Blue Lemon, with locations in Cottonwood Heights, City Creek and Highland,added six new entrees to the breakfast menu including: 
- Artisan breakfast sandwich with eggs, broiled tomatoes, fontina cheese, and a choice of black forest ham, grilled peppercorn turkey bacon or turkey sausage
 - Lemon Blueberry Ricotta Pancakes topped with homemade buttermilk syrup and fresh blueberries
 - Bananas Foster French Toast made with cinnamon walnut bread and topped with buttermilk syrup and fresh cream
 - Eggs Florentine with poached eggs, broiled tomatoes, fresh sautéed spinach, grilled ham on a freshly baked English muffin, topped with house made hollandaise sauce
 - Berry Orange Crepes filled with orange-zested sweet cram, topped with fresh berry orange compote and finished with mint coulis
  - Grilled Steak and Eggs. 
  Several entrees are accompanied with new rosemary grilled potatoes. 

Blue Lemon is open 7 a.m. to 9 p.m. Monday - Thursday, and 7 a.m. to 10 p.m.
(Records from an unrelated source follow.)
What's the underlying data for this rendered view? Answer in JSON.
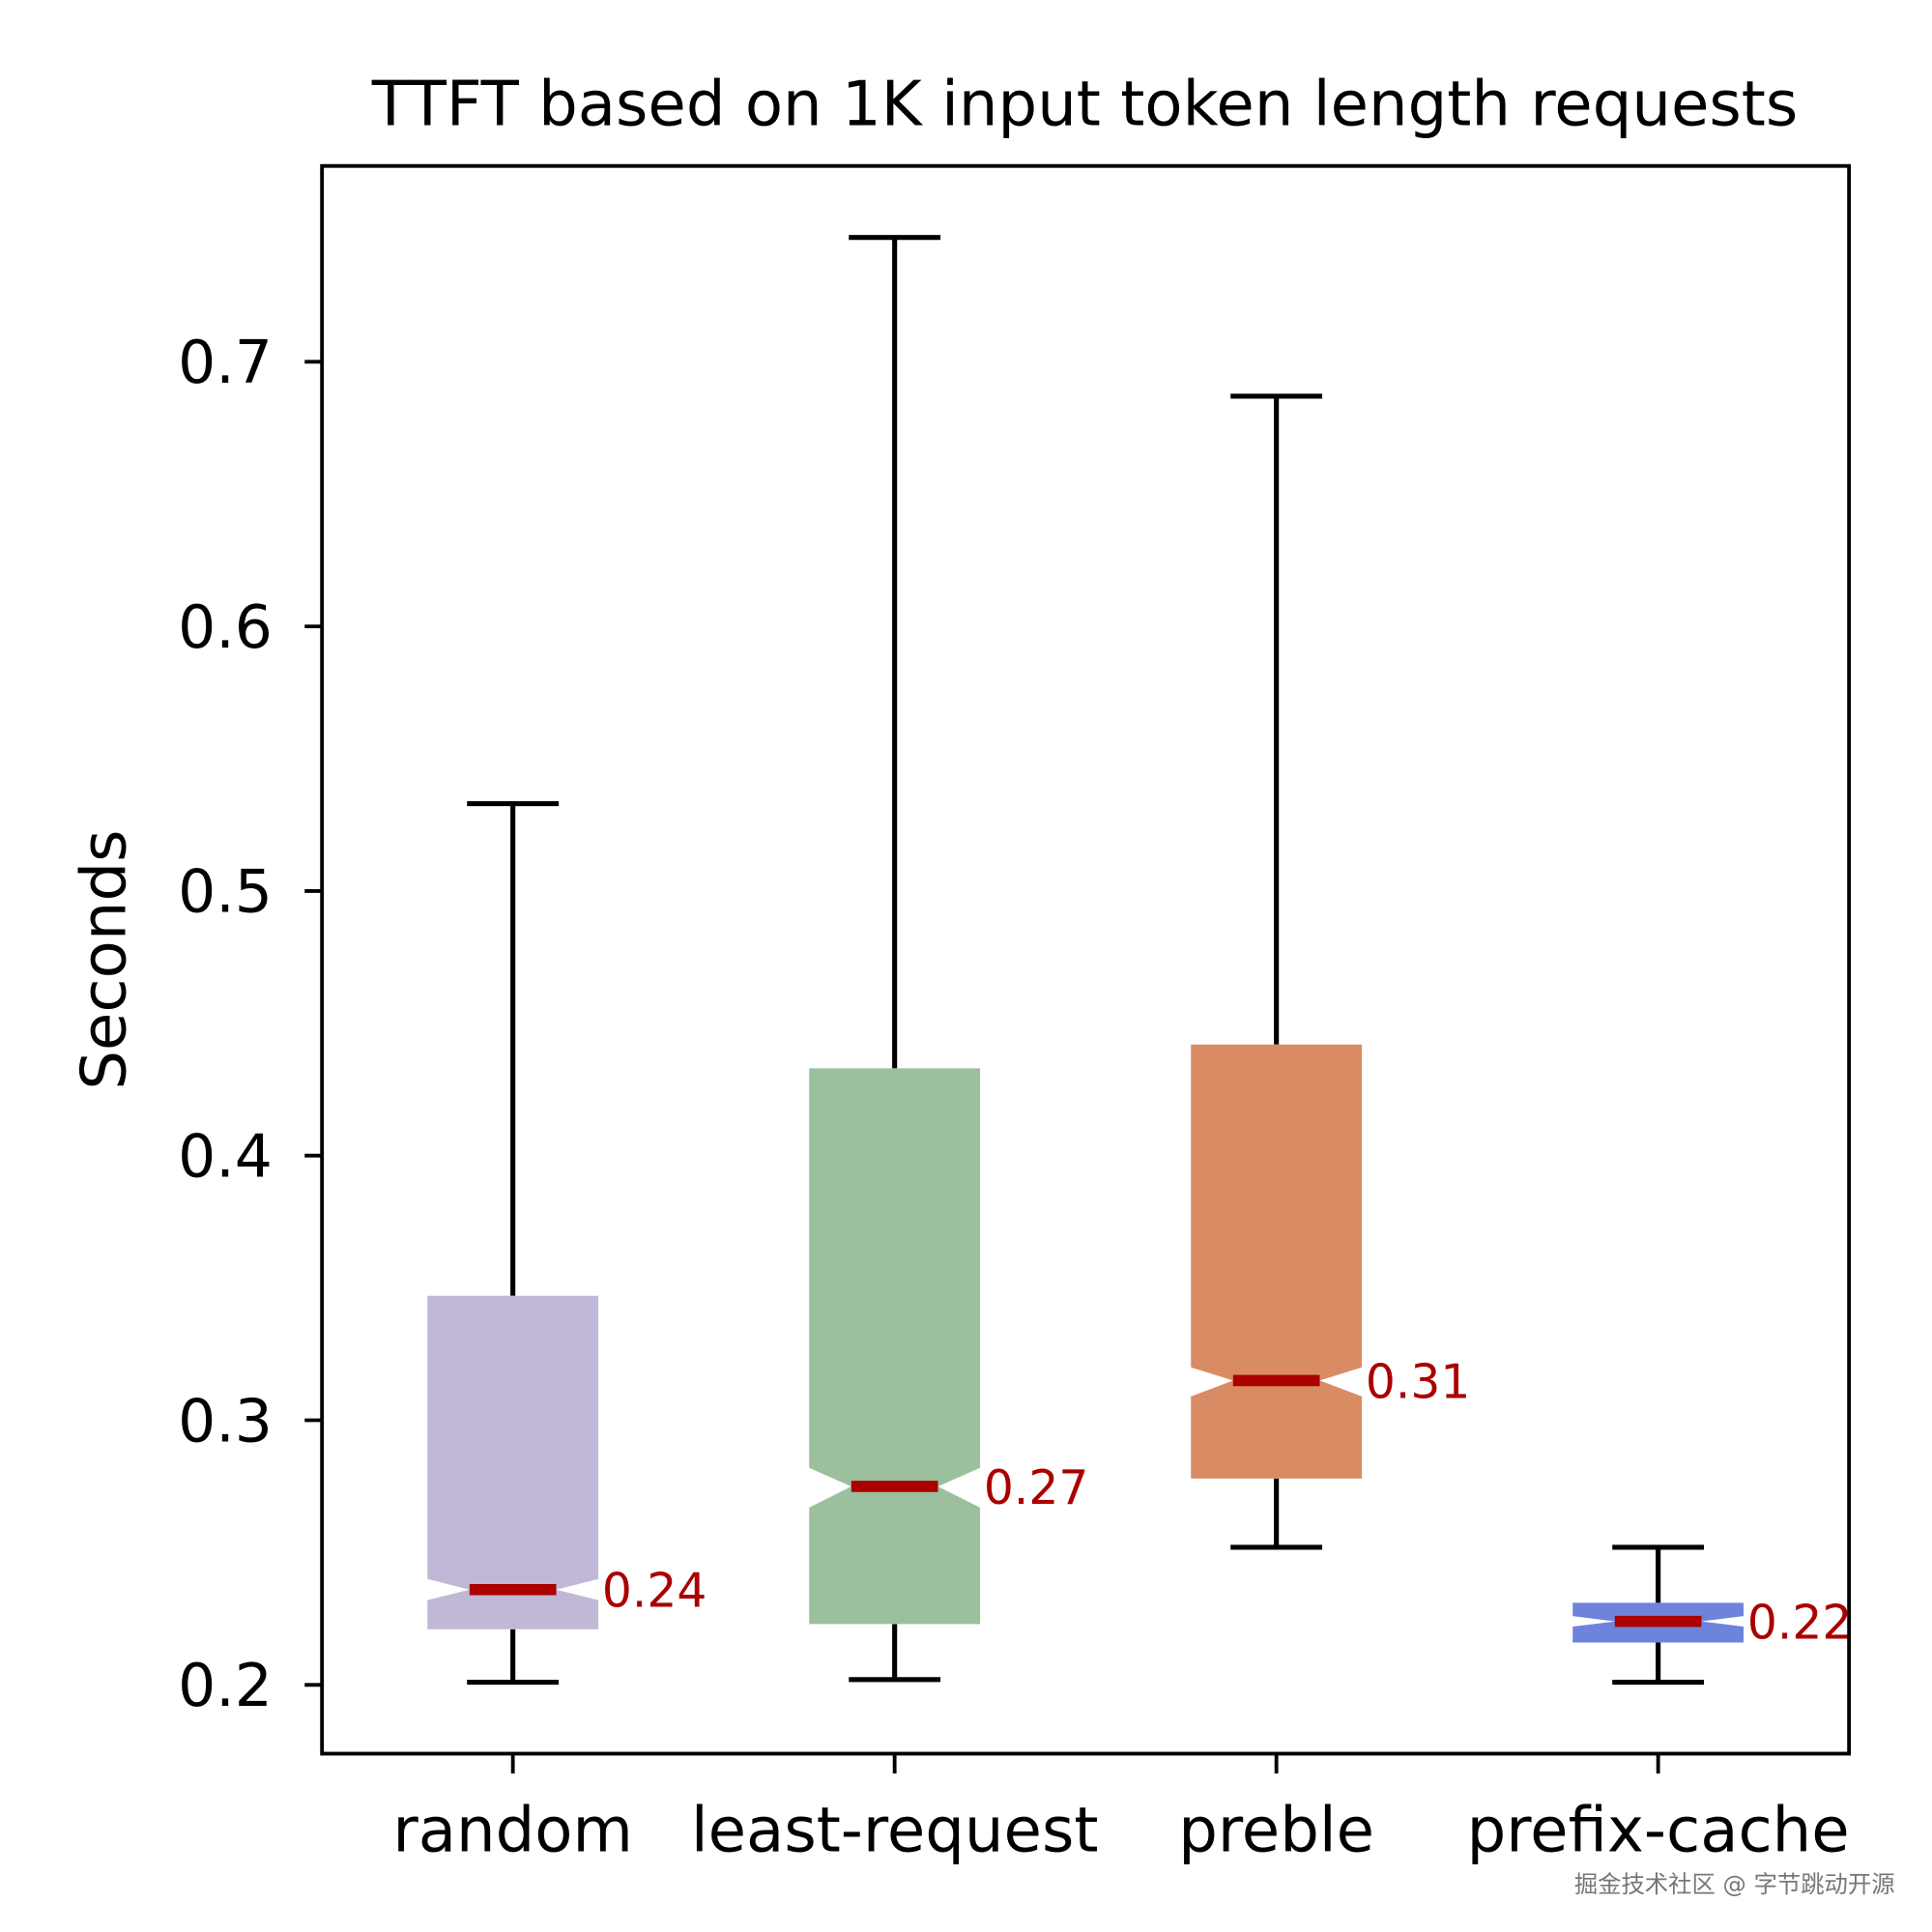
{
  "chart_data": {
    "type": "boxplot",
    "title": "TTFT based on 1K input token length requests",
    "xlabel": "",
    "ylabel": "Seconds",
    "ylim": [
      0.174,
      0.774
    ],
    "yticks": [
      0.2,
      0.3,
      0.4,
      0.5,
      0.6,
      0.7
    ],
    "ytick_labels": [
      "0.2",
      "0.3",
      "0.4",
      "0.5",
      "0.6",
      "0.7"
    ],
    "grid": false,
    "notched": true,
    "median_color": "#aa0000",
    "categories": [
      "random",
      "least-request",
      "preble",
      "prefix-cache"
    ],
    "boxes": [
      {
        "name": "random",
        "color": "#c0b8d6",
        "whisker_low": 0.201,
        "q1": 0.221,
        "median": 0.236,
        "q3": 0.347,
        "whisker_high": 0.533,
        "notch_low": 0.232,
        "notch_high": 0.24,
        "median_label": "0.24"
      },
      {
        "name": "least-request",
        "color": "#9cbf9e",
        "whisker_low": 0.202,
        "q1": 0.223,
        "median": 0.275,
        "q3": 0.433,
        "whisker_high": 0.747,
        "notch_low": 0.267,
        "notch_high": 0.282,
        "median_label": "0.27"
      },
      {
        "name": "preble",
        "color": "#d98c63",
        "whisker_low": 0.252,
        "q1": 0.278,
        "median": 0.315,
        "q3": 0.442,
        "whisker_high": 0.687,
        "notch_low": 0.309,
        "notch_high": 0.32,
        "median_label": "0.31"
      },
      {
        "name": "prefix-cache",
        "color": "#6e84dc",
        "whisker_low": 0.201,
        "q1": 0.216,
        "median": 0.224,
        "q3": 0.231,
        "whisker_high": 0.252,
        "notch_low": 0.222,
        "notch_high": 0.226,
        "median_label": "0.22"
      }
    ]
  },
  "watermark": "掘金技术社区 @ 字节跳动开源"
}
Friday and Saturday. Breakfast is served from 7 to 11 a.m. at all three locations: at 55 W South Temple in Salt Lake City, in Highland at 11073 North Alpine Highway, and in Cottonwood Heights at 6910 South Highland Drive. For more information visit, @blue_lemon on Twitter and on Facebook.

About Blue Lemon
Blue Lemon was founded in 2009 by Utahns, Lychelle and Aaron Day, with fresh, seasonally-driven food with a unique twist of flavors and textures at an affordable price. Its mantra is “Pure, clean food with a twist.” 
Blue Lemon uses organic foods and hormone-free meats in its menu, and eco-friendly tactics such as recycling, sourcing from local providers and using recycled materials. 

Sunday, June 2, 2013

Saffron Valley Hosts Kebab & Wine Festival

Lamb dish from Saffron Valley.

Saffron Valley invites you to experience a traditionally distinctive menu of grilled kebabs complete with select wine pairings by Young’s Market Company during its 3rd Annual Kebab & Wine Carnival. The kick-off for the 2-week long Kebab & Wine Carnival will begin at its newer downtown location (26 E Street, Salt Lake City) from June 10-16 followed by theSouth Jordan location (1098 W South Jordan Pkwy.) from June 17- 23.
“The Kebab Carnival honors the age old traditional Tandoori style of cooking which is loved the world over by Indian food enthusiasts. What is so unique about Tandoori style of cooking is that it is absolutely flavorful, delicious and very healthy for you,” said Lavanya Mahate, owner of Saffron Valley, in a press release. “We are excited about the upcoming Kebab & Wine Carnival which will present over 25 different varieties of succulent kebabs and wines to go with them.”
Kebabs are chunks or morsels of meats or vegetables marinated in yogurt, fresh and dried herbs and spices and cooked in an open flame Tandoor oven which reaches temperatures over 750 degrees F. Kebabs can also be made with ground meats. Although the typical notion is that kebabs are grilled and served on skewers, they can be removed from the skewers prior to serving. All kebabs during the Carnival come with a generous helping of salad, rice and soup for a hearty dining experience.
In India Tandoori cooking and more specifically Kebabs were popularized during the Moghul era when cooking was taken very seriously and rivalries were common between chefs over recipes, ingredients and whims of kings, who wanted their meat cooked in particular ways. 

Saffron Valley is recreating the magic of the Tandoor to connect  modern day Salt Lake patrons with the ancient Tandoori cuisine through this dedicated Food Carnival.